E coi “piani più alti”, cioè con il mondo del basket non minors, come sono i rapporti?
«Nel 2022 abbiamo collaborato con Lega Basket, siamo stati presenti sia alle finali scudetto che a quelle di Coppa Italia di Pesaro. Sicuramente è stata una bellissima esperienza. Con LNP ci siamo scritti, ma al momento non siamo ancora riusciti a imbastire una collaborazione, ci sarà modo di poterlo fare in futuro. Ciò consolida comunque l’idea che possiamo anche collaborare con federazioni o leghe di pallacanestro italiane di alto livello. Al momento stiamo iniziando una collaborazione con un’altra federazione, ma per adesso la tengo per me…»
Ma in cosa consiste il “segreto” minors? Cos’ha questo mondo che chi non ne fa parte non può capire?
«Diciamo che non coinvolge solo il basket, ma tutti gli sport di squadra a livello dilettantistico dove si vive una vita di spogliatoio. Fermarsi dopo allenamento a mangiare le paste e bere due birre il mercoledì sera, una chat di squadra dove ogni giorno arrivano una media di 100 messaggi, le trasferte di 100 km tutti insieme in un’auto scalcagnata in 5 per dividersi la benzina… Quelle dinamiche che non vive solo la pallacanestro, ma può capire solo chi fa uno sport di squadra a livello amatoriale: sono aspetti difficili da insegnare o inculcare a chi non fa sport. La vita da spogliatoio o ce l’hai o non ce l’hai».
Parliamo un momento dell’evento minors per eccellenza di Bologna, atteso ogni anno con trepidazione da tutti gli appassionati di basket bolognesi e non solo: i playground del Torneo dei Giardini Margherita.
«Come Chiamarsi Minors partecipiamo da diversi anni al Torneo dei Giardini. L’idea non è partita da me, ma dagli altri ragazzi coi quali ho collaborato e continuo a collaborare. Anzi: inizialmente vedevo la vetrina dei Gardens come non troppo coerente con la pagina, perché i giocatori sono tutti professionisti o semiprofessionisti: di facciata non aveva troppo a che fare con quello che noi proponiamo quotidianamente. Ora, invece, il momento dei Gardens è bellissimo soprattutto perché tutti noi che abbiamo fatto parte dello staff in questi anni ci troviamo per passare serate estive fra di noi, cosa che durante l’anno non siamo capaci di fare per vari motivi. Le partite della nostra squadra ai Giardini rappresentano quel mese in cui riusciamo finalmente a rivederci, parlando di basket e delle nostre vite. I ragazzi che giocano per la nostra squadra sono un gruppo fantastico, è un piacere passare tempo con loro».

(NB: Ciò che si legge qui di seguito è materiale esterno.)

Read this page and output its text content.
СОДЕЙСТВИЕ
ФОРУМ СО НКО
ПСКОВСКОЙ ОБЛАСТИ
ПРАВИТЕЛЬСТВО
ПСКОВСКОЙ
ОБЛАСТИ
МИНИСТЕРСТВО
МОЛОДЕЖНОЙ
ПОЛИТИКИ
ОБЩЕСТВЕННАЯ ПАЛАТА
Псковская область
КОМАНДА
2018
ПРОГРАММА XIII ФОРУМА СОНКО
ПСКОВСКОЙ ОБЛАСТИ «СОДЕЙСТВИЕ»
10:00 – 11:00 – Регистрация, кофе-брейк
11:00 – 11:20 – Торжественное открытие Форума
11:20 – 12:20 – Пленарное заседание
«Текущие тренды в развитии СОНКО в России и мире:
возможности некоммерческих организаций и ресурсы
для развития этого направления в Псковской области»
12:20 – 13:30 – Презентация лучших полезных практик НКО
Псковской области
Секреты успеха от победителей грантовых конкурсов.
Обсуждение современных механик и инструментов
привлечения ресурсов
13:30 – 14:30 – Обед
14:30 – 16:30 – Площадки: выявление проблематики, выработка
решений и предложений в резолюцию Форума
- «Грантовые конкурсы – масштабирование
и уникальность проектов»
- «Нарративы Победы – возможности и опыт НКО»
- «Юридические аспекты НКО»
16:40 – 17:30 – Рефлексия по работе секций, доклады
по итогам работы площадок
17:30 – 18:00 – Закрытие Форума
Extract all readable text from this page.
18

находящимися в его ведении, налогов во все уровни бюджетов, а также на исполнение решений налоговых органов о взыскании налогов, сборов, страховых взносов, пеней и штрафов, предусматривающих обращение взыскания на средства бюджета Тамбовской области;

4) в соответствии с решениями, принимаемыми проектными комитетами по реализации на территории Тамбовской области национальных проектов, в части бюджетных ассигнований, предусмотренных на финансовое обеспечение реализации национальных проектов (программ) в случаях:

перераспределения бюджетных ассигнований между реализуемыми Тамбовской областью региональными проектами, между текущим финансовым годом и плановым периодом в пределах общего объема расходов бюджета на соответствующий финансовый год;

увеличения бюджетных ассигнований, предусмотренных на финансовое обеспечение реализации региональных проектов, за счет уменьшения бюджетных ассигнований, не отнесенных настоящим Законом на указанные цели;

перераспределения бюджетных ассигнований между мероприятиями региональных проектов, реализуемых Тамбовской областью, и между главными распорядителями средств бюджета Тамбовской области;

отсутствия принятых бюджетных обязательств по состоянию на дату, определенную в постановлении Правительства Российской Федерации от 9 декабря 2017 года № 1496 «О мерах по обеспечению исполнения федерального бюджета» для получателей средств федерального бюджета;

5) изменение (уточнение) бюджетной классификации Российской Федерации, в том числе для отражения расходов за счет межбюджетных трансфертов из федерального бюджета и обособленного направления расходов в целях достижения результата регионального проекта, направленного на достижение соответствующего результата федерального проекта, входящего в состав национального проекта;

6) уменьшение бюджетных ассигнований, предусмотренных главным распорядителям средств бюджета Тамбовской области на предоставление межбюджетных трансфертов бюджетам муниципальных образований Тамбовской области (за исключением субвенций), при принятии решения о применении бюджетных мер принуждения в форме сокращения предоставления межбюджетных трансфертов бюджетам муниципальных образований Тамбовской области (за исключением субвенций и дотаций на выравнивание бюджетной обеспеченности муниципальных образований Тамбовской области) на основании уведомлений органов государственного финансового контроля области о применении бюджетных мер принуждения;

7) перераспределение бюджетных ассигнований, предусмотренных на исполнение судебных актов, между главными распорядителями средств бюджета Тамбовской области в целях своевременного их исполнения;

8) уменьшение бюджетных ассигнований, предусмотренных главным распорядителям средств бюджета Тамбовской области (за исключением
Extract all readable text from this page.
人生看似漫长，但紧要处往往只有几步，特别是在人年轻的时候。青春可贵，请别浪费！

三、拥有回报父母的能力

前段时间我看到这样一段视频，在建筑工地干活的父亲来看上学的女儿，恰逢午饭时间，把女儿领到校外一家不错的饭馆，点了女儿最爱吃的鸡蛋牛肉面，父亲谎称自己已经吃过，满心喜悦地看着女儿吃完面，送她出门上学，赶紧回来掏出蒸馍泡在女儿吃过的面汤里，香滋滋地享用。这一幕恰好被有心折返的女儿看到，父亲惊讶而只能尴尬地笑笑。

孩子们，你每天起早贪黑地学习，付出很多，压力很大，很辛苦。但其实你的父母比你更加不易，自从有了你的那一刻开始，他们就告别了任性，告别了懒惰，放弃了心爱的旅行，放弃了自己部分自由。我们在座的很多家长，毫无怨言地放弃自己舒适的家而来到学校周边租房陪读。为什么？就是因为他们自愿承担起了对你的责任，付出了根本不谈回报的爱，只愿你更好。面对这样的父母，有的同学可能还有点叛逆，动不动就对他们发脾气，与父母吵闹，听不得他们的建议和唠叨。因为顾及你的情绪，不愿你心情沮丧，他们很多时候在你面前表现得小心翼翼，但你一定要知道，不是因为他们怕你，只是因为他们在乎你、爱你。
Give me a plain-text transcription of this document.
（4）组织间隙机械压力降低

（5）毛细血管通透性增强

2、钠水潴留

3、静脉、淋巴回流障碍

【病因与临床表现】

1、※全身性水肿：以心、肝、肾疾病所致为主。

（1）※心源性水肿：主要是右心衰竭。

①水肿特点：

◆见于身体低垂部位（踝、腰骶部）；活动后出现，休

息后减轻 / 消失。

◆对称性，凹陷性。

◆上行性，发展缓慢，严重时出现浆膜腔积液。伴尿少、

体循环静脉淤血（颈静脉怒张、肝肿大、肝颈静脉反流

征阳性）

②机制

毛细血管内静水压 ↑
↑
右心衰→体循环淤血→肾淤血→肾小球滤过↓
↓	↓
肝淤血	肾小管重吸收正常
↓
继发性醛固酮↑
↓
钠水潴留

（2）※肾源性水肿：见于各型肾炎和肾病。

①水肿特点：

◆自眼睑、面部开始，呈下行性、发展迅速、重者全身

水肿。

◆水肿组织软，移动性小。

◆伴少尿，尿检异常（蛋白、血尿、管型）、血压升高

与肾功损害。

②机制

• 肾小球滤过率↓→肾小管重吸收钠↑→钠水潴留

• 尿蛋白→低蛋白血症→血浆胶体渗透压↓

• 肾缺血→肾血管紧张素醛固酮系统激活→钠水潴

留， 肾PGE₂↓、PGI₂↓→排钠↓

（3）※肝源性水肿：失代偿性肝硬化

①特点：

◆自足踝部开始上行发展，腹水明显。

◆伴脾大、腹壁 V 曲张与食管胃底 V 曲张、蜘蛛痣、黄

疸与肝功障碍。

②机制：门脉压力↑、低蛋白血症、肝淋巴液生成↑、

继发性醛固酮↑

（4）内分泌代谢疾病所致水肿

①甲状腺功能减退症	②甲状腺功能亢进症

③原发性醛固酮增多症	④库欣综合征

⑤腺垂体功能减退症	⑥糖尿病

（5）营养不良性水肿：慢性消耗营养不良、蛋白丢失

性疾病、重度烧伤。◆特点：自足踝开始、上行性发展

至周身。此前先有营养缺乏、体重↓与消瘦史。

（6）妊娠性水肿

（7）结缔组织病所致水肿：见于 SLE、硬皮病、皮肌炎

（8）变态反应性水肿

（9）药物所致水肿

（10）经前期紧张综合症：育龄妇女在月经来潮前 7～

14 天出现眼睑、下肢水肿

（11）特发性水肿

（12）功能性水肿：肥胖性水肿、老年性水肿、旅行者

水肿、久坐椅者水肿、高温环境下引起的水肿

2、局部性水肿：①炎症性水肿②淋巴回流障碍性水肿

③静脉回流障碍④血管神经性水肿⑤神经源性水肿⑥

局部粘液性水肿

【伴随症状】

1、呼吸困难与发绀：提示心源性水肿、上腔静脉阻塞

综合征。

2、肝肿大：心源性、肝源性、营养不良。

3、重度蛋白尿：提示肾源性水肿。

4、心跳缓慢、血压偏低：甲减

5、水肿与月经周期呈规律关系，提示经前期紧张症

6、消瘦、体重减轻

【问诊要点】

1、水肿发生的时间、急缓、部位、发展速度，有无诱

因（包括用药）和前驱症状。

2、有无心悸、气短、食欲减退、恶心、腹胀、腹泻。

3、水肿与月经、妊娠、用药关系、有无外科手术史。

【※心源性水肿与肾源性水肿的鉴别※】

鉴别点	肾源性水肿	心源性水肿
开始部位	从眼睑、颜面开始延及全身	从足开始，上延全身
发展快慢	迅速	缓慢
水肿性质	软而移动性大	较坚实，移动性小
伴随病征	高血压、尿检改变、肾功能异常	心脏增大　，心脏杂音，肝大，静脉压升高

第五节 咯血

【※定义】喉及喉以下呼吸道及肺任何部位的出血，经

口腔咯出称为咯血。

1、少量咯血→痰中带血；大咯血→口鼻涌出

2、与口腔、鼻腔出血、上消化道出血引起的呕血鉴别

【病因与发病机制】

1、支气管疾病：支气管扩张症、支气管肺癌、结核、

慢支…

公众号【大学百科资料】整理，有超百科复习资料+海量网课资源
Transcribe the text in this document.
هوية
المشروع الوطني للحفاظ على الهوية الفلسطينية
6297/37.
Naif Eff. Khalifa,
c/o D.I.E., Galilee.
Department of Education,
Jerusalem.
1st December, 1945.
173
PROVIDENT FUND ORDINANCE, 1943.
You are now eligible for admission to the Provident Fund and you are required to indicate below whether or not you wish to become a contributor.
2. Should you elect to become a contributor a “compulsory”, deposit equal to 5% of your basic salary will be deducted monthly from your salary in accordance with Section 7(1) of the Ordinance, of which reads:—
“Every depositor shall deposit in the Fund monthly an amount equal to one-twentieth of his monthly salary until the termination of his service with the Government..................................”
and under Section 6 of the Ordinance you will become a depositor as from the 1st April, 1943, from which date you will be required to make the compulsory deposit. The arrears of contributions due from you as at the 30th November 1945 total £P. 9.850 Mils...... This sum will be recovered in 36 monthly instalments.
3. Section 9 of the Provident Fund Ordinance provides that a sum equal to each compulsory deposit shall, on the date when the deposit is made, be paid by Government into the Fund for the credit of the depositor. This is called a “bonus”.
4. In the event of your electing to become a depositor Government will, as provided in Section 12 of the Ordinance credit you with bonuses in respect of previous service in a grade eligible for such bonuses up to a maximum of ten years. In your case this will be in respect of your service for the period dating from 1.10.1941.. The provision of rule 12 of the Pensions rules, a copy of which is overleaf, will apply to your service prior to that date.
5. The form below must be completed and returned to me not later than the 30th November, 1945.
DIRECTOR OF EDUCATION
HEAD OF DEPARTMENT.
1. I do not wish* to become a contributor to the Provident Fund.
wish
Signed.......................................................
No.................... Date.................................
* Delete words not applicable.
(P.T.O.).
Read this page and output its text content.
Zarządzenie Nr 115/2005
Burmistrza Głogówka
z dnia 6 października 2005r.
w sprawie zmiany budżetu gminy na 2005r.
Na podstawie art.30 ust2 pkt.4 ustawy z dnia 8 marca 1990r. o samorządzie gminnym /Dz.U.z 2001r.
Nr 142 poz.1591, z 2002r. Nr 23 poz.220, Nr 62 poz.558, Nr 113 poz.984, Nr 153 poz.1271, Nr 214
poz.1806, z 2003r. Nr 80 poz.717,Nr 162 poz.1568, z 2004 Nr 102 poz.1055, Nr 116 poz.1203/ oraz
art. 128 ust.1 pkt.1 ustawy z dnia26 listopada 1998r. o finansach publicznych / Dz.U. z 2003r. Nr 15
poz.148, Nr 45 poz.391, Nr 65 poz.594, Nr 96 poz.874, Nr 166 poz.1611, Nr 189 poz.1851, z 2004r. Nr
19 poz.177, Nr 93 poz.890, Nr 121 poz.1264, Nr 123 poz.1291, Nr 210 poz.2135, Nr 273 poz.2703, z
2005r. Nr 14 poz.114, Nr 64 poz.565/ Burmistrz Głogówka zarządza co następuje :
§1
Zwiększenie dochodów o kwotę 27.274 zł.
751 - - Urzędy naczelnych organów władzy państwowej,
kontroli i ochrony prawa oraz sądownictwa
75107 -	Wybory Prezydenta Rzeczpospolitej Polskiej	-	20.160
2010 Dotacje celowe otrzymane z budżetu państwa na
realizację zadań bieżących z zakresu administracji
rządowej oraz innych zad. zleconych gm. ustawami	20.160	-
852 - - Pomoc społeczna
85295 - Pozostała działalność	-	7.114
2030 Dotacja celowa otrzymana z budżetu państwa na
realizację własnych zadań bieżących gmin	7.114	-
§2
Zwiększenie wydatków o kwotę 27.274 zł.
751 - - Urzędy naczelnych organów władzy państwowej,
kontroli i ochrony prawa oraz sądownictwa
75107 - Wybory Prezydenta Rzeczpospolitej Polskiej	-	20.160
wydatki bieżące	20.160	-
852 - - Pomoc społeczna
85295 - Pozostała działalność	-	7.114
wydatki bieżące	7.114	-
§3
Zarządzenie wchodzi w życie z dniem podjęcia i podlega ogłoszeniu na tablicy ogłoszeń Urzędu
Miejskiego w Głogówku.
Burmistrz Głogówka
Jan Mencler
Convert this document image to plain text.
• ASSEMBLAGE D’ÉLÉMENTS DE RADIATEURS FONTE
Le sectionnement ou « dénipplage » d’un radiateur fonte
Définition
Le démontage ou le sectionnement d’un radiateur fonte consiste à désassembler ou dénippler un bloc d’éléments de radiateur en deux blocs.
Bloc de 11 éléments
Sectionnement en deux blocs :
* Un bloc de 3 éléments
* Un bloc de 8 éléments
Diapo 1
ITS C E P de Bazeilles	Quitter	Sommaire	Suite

Ultima domanda, dove forse è più difficile fare ironia: il tuo punto di vista sullo stato dell’arte del basket in Italia?
«Lo stato della pallacanestro attuale è stagnante. Siamo rimasti a 10-15 anni fa, mentre altre discipline stanno continuando a esprimersi ad ottimi livelli sia al femminile che al maschile: la pallavolo, per esempio, ma anche il tennis, che pur non essendo uno sport di squadra sta vivendo un boom di tesseramenti. Noi siamo fermi: la Nazionale ha raggiunto l’ultimo vero successo nel 2004, con l’argento di Atene. Al momento è difficile vedere una luce in tutto questo, nonostante ci siano giovani prospetti che fanno ben sperare. Il problema non riguarda solo le serie maggiori, cioè il professionismo, ma anche il mondo minors. Credo che sia la Nazionale a dover trainare tutto il movimento: speriamo che nei prossimi anni si possa riuscire a combattere per una medaglia come vent’anni fa. Per quanto mi riguarda, al momento servirebbe una rifondazione, soprattutto nei ruoli principali legati alla Federazione».